Unfortunately, the more likely solution for the foreseeable future, mandatory videotaping of confessions, will only marginally improve things in the short-term, and as criminal defense attorney Scott Greenfield points out, in the long run will probably just morph into a new tool for law enforcement and prosecutors. The other plausible solution here – an outright prohibition on the use of lies inflating the evidence against the accused – is equally problematic, as it would be difficult to enforce, even in combination with mandatory videotaping, and as interrogators would simply develop new methods of coercing confessions….that is, after all, their job to no small extent, and there’s no real reason to think that forcing them to alter their methods of interrogation in this manner would make confessions significantly more reliable in the long run.
I recognize that we are never going to have a system that ensures that only guilty people ever go to jail.
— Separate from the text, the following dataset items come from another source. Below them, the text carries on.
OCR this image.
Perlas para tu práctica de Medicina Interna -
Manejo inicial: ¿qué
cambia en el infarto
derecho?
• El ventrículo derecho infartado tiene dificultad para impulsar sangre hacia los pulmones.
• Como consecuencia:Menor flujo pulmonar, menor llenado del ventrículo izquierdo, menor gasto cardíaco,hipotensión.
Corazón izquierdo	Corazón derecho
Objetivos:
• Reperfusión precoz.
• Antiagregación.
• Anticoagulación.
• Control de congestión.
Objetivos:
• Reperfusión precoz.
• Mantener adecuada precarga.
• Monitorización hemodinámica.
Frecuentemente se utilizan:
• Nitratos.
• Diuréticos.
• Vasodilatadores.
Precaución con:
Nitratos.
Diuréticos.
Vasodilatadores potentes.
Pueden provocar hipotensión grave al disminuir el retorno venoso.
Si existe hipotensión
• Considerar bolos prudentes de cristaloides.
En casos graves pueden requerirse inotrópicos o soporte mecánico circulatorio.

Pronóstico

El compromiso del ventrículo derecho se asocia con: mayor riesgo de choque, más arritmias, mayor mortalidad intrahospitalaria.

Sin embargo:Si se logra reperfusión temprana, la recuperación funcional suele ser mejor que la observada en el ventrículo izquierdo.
But in a supposedly “free” country, the fact that we imprison more of our people than any other nation in the world should be an unconscionable embarassment in and of itself. That some unknown percentage of those people are, in fact, innocent should thus be even more unacceptable in the United States than it would be elsewhere. In short, there is simply no justification for the continued use of confessions obtained outside the presence of an attorney as evidence in a criminal proceeding. Frankly, it is difficult for me to conceive of many cases where a defendant’s interrogation-induced confession would be absolutely necessary to a prosecutor’s ability to obtain a conviction where the defendant is, in fact, guilty. I’m sure some such cases exist, but they will be few and far between if the prosecution and law enforcement have obtained all or most of the other evidence out there. The opportunity to eliminate at least 15-20% of wrongful convictions is thus an opportunity to save countless lives from being ruined at litle to no cost to public safety. This will never happen, though: the cost to our collective ego of seriously acknowledging that there is such a thing as too “tough on crime” is too great.
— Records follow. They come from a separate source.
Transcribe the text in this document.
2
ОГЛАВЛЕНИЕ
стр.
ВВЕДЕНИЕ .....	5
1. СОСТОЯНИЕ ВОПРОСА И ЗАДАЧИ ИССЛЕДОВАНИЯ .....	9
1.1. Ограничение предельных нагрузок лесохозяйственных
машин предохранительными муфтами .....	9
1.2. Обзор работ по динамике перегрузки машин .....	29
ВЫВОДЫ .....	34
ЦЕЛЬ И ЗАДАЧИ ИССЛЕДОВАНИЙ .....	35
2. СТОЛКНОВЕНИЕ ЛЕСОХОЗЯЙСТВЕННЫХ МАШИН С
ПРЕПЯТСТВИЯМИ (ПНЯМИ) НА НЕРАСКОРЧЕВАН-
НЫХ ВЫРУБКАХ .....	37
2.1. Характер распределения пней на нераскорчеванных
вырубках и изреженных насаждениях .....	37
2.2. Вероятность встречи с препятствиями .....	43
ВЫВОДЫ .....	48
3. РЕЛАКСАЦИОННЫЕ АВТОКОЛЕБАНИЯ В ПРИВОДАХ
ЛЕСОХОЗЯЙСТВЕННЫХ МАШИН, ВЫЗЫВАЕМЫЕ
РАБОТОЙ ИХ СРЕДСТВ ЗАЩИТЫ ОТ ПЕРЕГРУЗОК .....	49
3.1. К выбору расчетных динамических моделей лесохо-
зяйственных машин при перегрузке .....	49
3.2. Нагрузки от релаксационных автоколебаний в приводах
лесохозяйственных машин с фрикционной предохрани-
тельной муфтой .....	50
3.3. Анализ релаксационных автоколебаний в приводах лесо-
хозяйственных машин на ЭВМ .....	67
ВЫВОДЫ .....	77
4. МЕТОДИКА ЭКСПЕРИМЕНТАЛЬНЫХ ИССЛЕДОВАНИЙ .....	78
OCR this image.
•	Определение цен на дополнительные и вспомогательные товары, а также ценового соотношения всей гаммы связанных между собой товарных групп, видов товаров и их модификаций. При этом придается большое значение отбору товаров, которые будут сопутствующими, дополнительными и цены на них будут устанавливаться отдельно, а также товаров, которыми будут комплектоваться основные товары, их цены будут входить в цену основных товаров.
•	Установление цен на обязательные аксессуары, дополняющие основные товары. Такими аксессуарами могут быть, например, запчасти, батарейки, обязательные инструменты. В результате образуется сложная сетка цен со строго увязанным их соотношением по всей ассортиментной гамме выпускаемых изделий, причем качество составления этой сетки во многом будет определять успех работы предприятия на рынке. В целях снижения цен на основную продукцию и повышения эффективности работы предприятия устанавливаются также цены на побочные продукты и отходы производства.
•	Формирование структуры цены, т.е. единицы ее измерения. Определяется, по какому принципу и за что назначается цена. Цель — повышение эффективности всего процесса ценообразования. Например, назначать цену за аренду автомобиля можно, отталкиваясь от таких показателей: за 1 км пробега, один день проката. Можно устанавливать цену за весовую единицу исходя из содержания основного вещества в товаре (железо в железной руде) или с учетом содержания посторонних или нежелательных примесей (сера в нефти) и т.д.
*So far as I can tell, the study focuses only on cases where a falsely-accused defendant’s confession was used at trial. To the extent false confessions were obtained in cases where the exonerated person entered a guilty plea without trial, and were a substantial factor in the decision to enter the guilty plea, this percentage may be significantly higher. Moreover, such cases are likely to be far more common, since the presence of a confession makes it “akin to being a kamikaze” for the defense attorney to allow the case proceed all the way to trial.
NOTE: I apologize for my recent extended absence around these parts. I’ve been dealing with some site access issues that I’m hoping will soon be cleared up.